Je m’arrête pour la nuit dans un abris à charriots de superette. Une bonne grasse mat’ (3h de dodo !) et 2 parts de pizza plus tard j’harnache ma licorne. “On va où ?” me dit-elle en finissant son mendiant aux miel ? “Bin on continu, on a rendez-vous à Gap que ce soir. Tu voulais faire quoi ?”. “Allez chasser des cols ?” Ni une ni deux, nous voici partie en direction d’une série de cols à l’est de Gap. Comme le dit si bien une célèbre marque de sport “Another best day” ! J’arrive au col de Mense juste à temps pour voir un superbe levé de soleil.

Un pillage en règle de boulangerie plus tard (le classico pizza/café/pain au chocolat) me revoilà partie cette fois direction des Baronnies Provençales. Dire que je suis tombée sous le charme de cette région est un doux euphémisme. Les cols s’enchaînent pour mon plus grand plaisir et je découvre des paysages incroyables. Hélas, l’heure de rentrer arrive bien vite. Arrivée en haut du col je constate que je n’ai plus d’eau, pas grave j’avais vu une fontaine dans un village au pied il suffit de refaire le col. Hmmmm ? Moi ? Faire preuve de mauvais esprit et ne pas vouloir rentrer ?? Roooo si peu.

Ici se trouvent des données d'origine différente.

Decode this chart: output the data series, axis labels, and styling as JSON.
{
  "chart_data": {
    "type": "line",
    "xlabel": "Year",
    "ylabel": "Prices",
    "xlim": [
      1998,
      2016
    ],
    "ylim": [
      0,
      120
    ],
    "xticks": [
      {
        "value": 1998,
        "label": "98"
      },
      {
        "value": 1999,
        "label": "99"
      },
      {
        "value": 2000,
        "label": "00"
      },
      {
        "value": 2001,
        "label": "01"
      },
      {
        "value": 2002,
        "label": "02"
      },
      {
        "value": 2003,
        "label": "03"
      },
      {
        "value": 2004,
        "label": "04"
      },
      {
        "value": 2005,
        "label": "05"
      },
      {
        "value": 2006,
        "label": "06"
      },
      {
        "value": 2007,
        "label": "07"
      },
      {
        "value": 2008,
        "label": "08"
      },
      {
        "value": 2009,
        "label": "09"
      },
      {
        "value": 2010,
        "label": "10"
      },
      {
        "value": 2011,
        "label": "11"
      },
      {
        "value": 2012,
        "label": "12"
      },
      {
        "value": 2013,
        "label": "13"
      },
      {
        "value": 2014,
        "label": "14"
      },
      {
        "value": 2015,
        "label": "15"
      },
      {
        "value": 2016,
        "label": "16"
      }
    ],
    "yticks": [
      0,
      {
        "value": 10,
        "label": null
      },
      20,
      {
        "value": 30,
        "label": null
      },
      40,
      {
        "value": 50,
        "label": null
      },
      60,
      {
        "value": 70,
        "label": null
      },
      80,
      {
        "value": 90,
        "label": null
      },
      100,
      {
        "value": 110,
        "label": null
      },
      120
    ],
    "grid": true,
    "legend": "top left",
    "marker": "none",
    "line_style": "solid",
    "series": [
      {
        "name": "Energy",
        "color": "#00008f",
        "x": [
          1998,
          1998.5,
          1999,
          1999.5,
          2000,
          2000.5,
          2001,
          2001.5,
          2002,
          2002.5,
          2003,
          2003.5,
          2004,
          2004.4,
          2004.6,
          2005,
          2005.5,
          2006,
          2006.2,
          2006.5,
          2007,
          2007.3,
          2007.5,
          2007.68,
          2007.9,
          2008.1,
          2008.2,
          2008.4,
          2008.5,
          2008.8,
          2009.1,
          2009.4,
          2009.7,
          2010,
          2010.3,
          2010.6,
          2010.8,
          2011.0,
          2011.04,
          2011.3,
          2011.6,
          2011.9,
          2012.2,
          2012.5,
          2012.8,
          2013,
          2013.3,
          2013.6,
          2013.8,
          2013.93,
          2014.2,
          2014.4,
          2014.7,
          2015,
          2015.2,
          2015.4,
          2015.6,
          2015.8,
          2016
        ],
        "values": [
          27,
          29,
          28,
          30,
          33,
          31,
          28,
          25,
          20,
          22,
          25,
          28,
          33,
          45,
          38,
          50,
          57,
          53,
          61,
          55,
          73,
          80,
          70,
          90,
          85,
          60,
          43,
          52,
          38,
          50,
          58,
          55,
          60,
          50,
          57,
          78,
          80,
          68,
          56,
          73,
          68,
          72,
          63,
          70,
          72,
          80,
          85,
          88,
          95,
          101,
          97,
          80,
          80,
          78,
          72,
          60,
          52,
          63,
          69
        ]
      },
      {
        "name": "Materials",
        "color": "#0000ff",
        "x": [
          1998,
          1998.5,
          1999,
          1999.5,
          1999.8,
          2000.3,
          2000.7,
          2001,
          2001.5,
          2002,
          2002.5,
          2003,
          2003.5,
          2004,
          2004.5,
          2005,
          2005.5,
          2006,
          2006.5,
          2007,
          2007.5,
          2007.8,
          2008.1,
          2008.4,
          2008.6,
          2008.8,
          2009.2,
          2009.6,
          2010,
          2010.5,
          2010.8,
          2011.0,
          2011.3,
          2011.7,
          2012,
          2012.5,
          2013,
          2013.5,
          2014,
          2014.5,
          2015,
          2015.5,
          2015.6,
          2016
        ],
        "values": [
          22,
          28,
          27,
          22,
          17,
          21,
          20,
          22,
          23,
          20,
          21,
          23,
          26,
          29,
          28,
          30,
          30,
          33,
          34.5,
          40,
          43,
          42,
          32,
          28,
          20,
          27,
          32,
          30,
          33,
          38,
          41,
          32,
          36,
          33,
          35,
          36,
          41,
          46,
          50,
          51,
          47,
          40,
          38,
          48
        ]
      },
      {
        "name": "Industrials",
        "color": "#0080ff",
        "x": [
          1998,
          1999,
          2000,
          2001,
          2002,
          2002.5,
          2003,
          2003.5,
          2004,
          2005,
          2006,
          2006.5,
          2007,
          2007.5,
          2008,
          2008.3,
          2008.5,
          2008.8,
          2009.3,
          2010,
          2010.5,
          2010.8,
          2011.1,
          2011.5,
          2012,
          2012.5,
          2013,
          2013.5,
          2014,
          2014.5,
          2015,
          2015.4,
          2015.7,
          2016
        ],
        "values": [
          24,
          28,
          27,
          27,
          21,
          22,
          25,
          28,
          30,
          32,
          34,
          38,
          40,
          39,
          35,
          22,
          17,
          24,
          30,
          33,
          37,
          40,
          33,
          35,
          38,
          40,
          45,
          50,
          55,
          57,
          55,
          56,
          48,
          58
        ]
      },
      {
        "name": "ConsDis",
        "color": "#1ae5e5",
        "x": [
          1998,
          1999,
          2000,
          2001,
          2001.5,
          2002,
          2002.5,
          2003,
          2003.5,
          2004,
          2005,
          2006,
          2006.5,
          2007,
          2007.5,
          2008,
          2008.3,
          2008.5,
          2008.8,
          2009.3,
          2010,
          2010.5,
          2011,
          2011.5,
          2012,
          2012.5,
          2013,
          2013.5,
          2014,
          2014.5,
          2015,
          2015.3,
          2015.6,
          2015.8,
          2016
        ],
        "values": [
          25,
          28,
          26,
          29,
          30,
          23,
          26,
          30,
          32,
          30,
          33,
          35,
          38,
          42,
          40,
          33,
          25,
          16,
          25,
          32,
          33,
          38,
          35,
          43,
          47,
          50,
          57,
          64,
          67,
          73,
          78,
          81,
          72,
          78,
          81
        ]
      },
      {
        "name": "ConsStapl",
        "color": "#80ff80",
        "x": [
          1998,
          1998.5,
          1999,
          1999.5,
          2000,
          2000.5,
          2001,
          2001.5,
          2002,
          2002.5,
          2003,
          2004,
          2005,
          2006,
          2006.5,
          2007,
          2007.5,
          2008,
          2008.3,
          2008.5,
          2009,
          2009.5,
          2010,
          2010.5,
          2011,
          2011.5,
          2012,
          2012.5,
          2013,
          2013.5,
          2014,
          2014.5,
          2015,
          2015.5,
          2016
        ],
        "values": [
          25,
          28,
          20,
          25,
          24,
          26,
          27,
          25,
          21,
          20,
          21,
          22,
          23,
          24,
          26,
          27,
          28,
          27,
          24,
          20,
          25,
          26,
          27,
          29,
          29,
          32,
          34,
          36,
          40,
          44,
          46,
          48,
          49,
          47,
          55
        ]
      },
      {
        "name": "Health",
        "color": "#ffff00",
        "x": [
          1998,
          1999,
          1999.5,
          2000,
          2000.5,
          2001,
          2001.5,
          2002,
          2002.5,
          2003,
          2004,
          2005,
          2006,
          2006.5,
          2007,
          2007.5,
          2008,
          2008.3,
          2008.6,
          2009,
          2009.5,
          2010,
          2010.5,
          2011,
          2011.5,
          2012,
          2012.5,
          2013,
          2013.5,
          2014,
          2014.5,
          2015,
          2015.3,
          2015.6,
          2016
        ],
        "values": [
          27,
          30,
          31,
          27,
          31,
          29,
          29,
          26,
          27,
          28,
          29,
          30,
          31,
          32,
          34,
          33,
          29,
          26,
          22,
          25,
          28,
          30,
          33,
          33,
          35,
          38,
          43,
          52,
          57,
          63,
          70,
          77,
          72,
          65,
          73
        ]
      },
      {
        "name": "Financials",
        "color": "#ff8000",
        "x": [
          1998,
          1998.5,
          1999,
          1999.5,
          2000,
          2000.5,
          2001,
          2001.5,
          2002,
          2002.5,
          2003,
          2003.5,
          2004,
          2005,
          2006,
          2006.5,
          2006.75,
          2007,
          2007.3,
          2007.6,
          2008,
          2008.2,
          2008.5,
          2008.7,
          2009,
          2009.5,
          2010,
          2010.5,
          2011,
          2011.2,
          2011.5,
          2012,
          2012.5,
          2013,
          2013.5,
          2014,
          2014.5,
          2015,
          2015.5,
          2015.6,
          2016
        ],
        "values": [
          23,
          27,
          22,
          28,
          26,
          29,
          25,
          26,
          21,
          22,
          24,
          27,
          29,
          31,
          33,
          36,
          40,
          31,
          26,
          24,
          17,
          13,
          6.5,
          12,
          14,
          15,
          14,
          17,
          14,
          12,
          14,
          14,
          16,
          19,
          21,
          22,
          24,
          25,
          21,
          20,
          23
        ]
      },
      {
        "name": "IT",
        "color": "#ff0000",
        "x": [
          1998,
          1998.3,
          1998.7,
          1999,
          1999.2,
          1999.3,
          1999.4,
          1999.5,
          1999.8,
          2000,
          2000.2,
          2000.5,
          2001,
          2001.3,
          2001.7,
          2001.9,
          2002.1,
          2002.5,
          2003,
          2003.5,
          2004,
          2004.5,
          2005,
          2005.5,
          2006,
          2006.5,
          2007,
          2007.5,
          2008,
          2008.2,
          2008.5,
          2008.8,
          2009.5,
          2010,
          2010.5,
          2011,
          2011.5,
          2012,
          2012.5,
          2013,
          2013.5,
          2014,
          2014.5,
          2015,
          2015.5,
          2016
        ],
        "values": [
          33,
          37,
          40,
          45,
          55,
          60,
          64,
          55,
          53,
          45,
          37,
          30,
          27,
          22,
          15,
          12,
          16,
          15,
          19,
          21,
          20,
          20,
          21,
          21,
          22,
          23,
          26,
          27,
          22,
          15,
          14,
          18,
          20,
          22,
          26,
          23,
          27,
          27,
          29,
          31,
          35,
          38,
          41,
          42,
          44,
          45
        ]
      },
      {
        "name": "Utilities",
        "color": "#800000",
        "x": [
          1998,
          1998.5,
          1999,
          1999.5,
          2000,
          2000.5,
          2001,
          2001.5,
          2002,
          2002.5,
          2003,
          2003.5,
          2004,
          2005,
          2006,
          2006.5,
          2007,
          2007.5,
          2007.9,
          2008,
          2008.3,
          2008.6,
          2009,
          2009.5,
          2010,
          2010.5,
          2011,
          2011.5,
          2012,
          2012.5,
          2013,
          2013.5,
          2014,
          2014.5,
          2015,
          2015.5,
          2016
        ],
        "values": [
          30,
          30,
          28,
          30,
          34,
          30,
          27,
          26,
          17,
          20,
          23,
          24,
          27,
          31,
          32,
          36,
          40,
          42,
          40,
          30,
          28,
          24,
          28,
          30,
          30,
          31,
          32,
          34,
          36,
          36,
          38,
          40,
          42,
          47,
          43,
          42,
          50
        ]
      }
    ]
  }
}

Le casque bien vissé sur les deux oreilles ou plutôt sur les tempes puisqu’il s’agit d’un casque ostéo je prend la départementale du retour prête à jouer les Mimi Siku en ville et à (enfin !) goûter aux oreilles d’âne dans un petit resto local. Maintenant place à la récup en attendant le 1000 des Alpes by Miss Coco fin juillet.

J’espère vous avoir donné envie de vous inscrire sur ce parcours, il est impressionnant dans ses chiffres mais tellement magnifique qu’on en oublie rapidement le lactique qui a prit la place du sang.